“臣妾見過皇后,皇后吉祥。”靈溪欠了欠身子,朝著若爽拜了一拜。蘇太妃身子一顫,不自覺地抓緊了袖口,一臉驚悸地看向了太后。
太后面色上盛滿了怒意,踱步走到了若爽的跟前,目光凌厲地看著溪貴妃,一邊捉起了若爽的右手,冷冷地道:“紅為喜,白為喪。溪貴妃一身素白朝拜皇后,是在詛咒皇后終生無寵,是要祭拜皇后麼?”一邊說著,已經拉了若爽的手,狠狠地抽了紀靈溪一個耳光,清脆而又響亮。

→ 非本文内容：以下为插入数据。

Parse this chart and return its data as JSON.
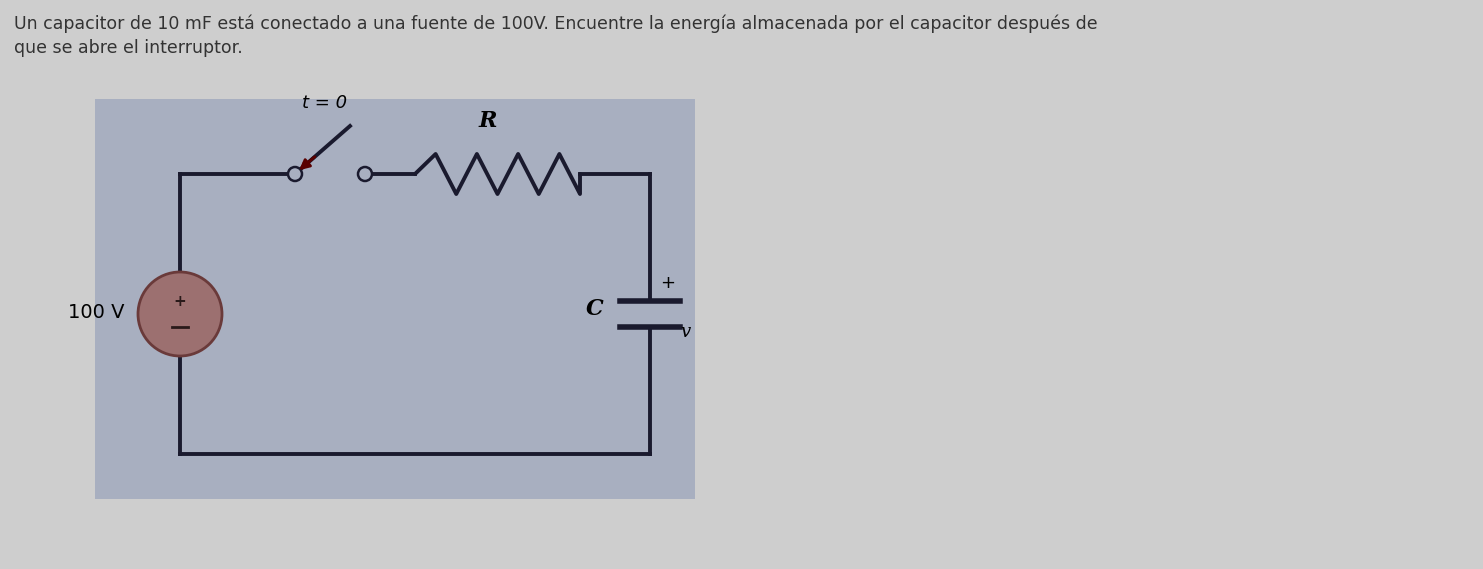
{
  "title_text": "Un capacitor de 10 mF está conectado a una fuente de 100V. Encuentre la energía almacenada por el capacitor después de",
  "title_text2": "que se abre el interruptor.",
  "title_fontsize": 12.5,
  "outer_bg": "#cecece",
  "circuit_bg": "#a8afc0",
  "voltage_label": "100 V",
  "switch_label": "t = 0",
  "resistor_label": "R",
  "capacitor_label": "C",
  "voltage_label_v": "v",
  "plus_label": "+",
  "wire_color": "#1a1a2e",
  "source_face": "#9c7070",
  "source_edge": "#6a3a3a",
  "text_color": "#333333"
}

溪貴妃一臉懵然地看著太后,一臉委屈地道:“臣妾不敢,臣妾絕無此意,臣妾……”
“放肆,皇后還沒有發話,有讓你抬頭麼?沒有大小,不懂尊卑。只要她還在皇后的位置一天,你就得天天跪拜。她是皇后,就永遠是皇后。不管世事怎麼變,大就是大,小就是小。就如我跟太妃一樣,她見了我,我讓她往東她就得往東。這一巴掌,是告訴你,在這後宮之中,誰的位置坐得高,誰就是勝者。”一邊說著,太后捉了若爽的手,甩手又朝著溪貴妃的左臉打了一個耳刮子。
燁翰卻是沉不住氣了,面色已經鐵青一片,抬了步子就要上前理論。蘇太妃急急地扯住了燁翰的衣角,搖了搖頭,眸子裡有隱隱的淚光閃爍不明。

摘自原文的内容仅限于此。